Mine, yours, ours? Sharing data on human genetic variation.

  • Nicola Milia,
  • Alessandra Congiu,
  • Paolo Anagnostou,
  • Francesco Montinaro,
  • Marco Capocasa,
  • Emanuele Sanna,
  • Giovanni Destro Bisol

DOI
https://doi.org/10.1371/journal.pone.0037552
Journal volume & issue
Vol. 7, no. 6
p. e37552

Abstract

Read online

The achievement of a robust, effective and responsible form of data sharing is currently regarded as a priority for biological and bio-medical research. Empirical evaluations of data sharing may be regarded as an indispensable first step in the identification of critical aspects and the development of strategies aimed at increasing availability of research data for the scientific community as a whole. Research concerning human genetic variation represents a potential forerunner in the establishment of widespread sharing of primary datasets. However, no specific analysis has been conducted to date in order to ascertain whether the sharing of primary datasets is common-practice in this research field.

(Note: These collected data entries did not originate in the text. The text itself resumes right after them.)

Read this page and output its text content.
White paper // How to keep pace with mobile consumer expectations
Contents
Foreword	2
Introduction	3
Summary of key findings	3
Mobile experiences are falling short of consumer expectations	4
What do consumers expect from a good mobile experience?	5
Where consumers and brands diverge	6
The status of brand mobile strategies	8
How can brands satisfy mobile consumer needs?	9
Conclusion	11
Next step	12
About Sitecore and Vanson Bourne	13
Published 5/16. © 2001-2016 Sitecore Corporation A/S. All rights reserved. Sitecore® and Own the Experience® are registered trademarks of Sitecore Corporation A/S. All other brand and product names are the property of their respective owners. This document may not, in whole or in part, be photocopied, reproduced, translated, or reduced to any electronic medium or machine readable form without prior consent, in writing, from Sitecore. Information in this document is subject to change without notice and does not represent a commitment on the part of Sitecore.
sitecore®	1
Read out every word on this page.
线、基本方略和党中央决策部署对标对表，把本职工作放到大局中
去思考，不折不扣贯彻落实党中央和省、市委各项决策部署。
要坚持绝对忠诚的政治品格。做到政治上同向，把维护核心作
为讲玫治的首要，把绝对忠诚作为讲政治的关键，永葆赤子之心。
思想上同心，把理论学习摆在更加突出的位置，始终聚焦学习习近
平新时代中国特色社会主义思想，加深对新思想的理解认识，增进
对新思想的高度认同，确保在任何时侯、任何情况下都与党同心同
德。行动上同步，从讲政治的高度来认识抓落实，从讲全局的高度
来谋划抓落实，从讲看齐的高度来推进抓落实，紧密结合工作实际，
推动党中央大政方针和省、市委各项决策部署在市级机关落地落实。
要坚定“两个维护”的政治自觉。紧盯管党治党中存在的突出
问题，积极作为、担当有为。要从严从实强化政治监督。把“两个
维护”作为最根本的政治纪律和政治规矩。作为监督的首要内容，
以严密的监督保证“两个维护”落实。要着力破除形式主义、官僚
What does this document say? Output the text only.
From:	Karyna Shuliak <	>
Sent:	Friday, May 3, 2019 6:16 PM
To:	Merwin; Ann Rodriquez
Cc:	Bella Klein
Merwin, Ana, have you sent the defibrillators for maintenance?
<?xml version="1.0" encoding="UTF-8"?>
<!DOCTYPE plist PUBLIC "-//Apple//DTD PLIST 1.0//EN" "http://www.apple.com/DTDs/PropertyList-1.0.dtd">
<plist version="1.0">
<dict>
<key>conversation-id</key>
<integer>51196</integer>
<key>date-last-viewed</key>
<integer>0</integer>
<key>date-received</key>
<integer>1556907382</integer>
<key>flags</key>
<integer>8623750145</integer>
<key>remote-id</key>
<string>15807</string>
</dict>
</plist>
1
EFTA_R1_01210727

To this aim, we analyzed a total of 543 mitochondrial and Y chromosomal datasets reported in 508 papers indexed in the Pubmed database from 2008 to 2011. A substantial portion of datasets (21.9%) was found to have been withheld, while neither strong editorial policies nor high impact factor proved to be effective in increasing the sharing rate beyond the current figure of 80.5%. Disaggregating datasets for research fields, we could observe a substantially lower sharing in medical than evolutionary and forensic genetics, more evident for whole mtDNA sequences (15.0% vs 99.6%). The low rate of positive responses to e-mail requests sent to corresponding authors of withheld datasets (28.6%) suggests that sharing should be regarded as a prerequisite for final paper acceptance, while making authors deposit their results in open online databases which provide data quality control seems to provide the best-practice standard. Finally, we estimated that 29.8% to 32.9% of total resources are used to generate withheld datasets, implying that an important portion of research funding does not produce shared knowledge. By making the scientific community and the public aware of this important aspect, we may help popularize a more effective culture of data sharing.